Let $\mu$ denote Lebesgue measure on the real line. In measure theory, the Borel-Cantelli Lemma states that if $\lbrace E_k \rbrace_{k\ge 1}$ is a collection of measurable sets such that $\sum_{k\ge 1}\mu(E_k)<\infty$, then almost every $x$ belongs to finitely many of the $E_k$'s. In simpler terms, there is a $K$ such that almost every $x$ belongs to one of $E_1,E_2,\ldots,E_K$.
I am asking if there is an analogous statement for a measurable function $f\in L^1(\mathbb{R}).$ If I had to guess, it would be the following:
If $\int _{\mathbb{R}}\vert f \vert <\infty$, then for every $\varepsilon>0$, almost every $x$ such that $\vert f(x) \vert >\varepsilon$ belongs to some interval of the form $[-R,R].$ I am confident that this is a true statement since if it fails, then there are sets of arbitrarily large measure for which $\vert f\vert >\varepsilon$, which cannot happen since $\int \vert f \vert <\infty $.

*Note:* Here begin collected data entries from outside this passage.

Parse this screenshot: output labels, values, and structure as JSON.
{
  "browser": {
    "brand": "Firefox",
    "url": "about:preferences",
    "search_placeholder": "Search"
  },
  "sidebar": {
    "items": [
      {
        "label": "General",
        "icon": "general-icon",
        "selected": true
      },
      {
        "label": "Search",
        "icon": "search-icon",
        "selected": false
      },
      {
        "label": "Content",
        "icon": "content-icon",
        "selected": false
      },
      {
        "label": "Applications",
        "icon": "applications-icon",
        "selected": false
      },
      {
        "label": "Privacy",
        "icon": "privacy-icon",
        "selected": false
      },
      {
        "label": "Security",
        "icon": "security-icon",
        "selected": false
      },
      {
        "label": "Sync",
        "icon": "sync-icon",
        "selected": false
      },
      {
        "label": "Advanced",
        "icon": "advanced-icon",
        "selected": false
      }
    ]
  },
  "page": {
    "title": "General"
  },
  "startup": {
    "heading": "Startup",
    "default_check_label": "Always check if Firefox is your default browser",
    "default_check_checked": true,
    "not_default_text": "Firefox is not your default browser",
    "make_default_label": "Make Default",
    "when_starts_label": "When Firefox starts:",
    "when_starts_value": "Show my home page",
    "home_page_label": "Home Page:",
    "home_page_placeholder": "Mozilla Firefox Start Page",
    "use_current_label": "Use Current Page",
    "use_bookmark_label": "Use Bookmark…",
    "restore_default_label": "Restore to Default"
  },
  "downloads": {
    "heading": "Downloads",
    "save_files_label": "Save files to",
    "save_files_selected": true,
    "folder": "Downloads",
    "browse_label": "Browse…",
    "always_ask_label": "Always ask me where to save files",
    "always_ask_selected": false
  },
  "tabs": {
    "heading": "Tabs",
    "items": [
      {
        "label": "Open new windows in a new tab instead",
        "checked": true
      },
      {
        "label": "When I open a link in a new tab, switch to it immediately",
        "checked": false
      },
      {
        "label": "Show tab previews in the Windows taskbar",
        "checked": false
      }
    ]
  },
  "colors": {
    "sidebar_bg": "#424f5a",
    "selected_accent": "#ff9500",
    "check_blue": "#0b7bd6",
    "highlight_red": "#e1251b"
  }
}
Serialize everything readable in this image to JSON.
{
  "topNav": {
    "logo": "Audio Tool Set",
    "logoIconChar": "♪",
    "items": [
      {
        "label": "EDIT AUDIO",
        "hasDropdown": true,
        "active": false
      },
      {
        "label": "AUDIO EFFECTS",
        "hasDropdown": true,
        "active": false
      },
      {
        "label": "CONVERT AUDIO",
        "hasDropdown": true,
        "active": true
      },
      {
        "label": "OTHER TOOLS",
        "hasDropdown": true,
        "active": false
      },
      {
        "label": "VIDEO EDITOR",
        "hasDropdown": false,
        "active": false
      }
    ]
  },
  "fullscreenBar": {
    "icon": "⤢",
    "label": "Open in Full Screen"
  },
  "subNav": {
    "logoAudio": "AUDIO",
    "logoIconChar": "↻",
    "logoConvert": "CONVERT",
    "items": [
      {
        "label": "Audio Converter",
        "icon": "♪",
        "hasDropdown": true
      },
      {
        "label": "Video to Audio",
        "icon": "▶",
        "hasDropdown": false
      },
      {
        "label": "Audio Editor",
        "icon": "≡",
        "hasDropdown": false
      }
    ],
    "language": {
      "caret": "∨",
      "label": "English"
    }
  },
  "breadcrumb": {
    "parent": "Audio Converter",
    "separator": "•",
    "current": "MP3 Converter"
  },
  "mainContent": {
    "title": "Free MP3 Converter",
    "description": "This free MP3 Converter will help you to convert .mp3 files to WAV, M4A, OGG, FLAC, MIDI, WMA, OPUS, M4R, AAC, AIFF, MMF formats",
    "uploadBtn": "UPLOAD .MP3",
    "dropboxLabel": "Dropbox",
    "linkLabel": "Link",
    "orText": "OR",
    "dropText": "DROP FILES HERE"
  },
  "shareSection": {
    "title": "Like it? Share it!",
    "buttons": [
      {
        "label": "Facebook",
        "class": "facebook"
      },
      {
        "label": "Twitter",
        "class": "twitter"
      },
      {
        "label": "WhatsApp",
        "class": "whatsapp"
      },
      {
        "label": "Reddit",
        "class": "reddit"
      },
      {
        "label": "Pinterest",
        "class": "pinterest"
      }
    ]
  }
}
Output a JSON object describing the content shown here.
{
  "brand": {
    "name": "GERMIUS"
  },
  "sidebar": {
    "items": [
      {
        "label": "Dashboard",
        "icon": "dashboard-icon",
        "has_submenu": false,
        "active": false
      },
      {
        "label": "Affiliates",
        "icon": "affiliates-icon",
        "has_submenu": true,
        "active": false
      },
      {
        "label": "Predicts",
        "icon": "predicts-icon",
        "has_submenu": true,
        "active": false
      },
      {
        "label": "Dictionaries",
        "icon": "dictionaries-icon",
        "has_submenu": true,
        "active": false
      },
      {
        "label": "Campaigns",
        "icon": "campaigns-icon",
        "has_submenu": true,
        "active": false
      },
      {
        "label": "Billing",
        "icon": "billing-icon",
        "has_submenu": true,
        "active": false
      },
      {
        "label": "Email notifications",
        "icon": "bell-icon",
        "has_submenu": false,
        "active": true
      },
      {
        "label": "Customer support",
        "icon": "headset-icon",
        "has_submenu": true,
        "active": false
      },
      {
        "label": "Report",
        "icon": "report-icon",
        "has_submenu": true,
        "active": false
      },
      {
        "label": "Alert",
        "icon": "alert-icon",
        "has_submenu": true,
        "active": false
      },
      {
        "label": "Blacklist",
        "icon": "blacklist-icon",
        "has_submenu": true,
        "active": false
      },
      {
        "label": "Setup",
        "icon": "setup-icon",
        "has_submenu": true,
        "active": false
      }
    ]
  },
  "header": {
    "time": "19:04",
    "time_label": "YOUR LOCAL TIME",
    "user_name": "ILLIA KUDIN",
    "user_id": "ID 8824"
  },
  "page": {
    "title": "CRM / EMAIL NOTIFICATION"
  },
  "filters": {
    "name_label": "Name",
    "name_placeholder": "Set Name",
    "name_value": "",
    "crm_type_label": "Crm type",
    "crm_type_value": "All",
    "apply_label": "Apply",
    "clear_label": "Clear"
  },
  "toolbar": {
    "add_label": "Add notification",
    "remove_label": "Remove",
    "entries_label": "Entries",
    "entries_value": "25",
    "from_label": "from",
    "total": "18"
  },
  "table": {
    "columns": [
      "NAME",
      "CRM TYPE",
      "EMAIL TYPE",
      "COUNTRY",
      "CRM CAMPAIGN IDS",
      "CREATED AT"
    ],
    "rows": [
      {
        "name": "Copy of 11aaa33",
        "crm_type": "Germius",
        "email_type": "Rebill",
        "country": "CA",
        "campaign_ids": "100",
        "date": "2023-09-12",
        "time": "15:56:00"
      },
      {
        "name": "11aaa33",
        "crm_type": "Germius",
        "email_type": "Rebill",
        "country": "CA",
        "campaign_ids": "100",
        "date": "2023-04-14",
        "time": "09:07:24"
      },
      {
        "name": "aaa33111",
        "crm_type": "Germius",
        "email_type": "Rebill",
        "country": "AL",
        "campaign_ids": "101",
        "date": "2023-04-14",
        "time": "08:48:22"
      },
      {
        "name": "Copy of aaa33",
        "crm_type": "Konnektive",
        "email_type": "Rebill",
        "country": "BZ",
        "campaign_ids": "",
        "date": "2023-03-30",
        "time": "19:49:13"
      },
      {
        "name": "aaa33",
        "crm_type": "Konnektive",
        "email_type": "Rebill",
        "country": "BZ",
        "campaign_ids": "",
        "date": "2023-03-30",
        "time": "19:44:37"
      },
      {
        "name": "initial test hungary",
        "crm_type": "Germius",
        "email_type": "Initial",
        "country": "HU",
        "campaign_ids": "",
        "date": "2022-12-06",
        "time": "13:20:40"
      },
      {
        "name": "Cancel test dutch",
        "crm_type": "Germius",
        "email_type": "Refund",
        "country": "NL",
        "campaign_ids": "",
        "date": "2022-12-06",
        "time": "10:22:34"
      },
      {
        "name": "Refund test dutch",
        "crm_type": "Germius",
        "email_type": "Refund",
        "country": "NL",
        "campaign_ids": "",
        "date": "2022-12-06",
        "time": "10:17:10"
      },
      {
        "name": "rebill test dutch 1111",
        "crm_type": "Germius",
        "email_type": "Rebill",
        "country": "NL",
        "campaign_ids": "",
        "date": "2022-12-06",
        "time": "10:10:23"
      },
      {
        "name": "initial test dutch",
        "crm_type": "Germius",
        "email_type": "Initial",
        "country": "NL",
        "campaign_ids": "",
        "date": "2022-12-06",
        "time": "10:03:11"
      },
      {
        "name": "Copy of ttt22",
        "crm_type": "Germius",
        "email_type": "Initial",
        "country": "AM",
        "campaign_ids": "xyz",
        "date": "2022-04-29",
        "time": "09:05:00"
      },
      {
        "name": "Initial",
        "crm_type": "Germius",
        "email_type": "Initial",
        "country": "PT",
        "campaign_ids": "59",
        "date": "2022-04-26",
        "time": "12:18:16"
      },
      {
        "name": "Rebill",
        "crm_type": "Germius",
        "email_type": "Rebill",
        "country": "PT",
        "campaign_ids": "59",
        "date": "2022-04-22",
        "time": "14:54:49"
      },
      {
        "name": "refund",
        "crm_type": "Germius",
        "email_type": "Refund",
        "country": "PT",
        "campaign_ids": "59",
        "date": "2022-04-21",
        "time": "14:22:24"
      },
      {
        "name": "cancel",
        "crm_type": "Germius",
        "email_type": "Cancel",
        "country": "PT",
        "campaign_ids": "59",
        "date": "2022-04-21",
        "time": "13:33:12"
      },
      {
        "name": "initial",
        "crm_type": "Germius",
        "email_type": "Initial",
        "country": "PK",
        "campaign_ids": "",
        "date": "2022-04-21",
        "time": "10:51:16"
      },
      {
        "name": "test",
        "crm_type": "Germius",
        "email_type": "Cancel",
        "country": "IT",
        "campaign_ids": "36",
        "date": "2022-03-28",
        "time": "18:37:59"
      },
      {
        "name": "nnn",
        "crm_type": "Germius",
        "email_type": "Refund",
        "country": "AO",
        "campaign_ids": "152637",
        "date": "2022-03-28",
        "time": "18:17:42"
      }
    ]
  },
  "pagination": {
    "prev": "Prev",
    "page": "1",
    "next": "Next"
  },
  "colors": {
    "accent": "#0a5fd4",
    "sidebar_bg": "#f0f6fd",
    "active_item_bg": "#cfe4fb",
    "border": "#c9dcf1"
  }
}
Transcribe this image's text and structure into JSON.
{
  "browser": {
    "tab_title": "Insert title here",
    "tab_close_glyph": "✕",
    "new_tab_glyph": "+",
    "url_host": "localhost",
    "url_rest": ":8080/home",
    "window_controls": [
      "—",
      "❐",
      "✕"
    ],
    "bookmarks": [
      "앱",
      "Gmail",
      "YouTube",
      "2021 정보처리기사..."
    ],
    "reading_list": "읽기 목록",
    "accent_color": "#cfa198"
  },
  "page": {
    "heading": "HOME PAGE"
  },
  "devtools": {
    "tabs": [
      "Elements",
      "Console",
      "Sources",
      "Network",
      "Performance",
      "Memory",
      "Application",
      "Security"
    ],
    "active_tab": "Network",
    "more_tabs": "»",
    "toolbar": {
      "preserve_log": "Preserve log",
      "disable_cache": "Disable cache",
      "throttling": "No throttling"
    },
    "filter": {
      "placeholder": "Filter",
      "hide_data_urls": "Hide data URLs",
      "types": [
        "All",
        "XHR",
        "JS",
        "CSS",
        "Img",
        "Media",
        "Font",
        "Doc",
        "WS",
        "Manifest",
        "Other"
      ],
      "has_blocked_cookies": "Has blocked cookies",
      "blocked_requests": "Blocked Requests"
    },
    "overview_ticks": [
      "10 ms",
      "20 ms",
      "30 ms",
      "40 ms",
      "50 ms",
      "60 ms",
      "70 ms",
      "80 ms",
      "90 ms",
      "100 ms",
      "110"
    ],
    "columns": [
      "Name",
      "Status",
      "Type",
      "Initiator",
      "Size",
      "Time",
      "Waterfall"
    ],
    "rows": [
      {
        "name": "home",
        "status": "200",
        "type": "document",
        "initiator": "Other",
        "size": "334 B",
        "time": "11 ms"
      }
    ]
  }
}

Can a stronger statement be made? Is there a precise analogue?
Follow-up: Can anything be said about the measure of the collection of intervals $[n,n+1]$, for arbitrarily large $n$ on which $\vert f \vert$ is large?
I don't think what you are saying is true. Consider taking $f_n(x) = 1_{[n,n+1/n^2]}$ and let $f(x)=\sum_n f_n(x)$. Then $\int |f(x)|dx = \sum \frac{1}{n^2} < \infty$ but $\{x:f(x)=1\}\cap (\mathbb{R}\setminus [-R,R])$ has positive measure for every $R$.
Of course if the interval is allowed to depend on $x$ then the problem is trivial since every $x$ is contained in $[-|x|-1,|x|+1]$.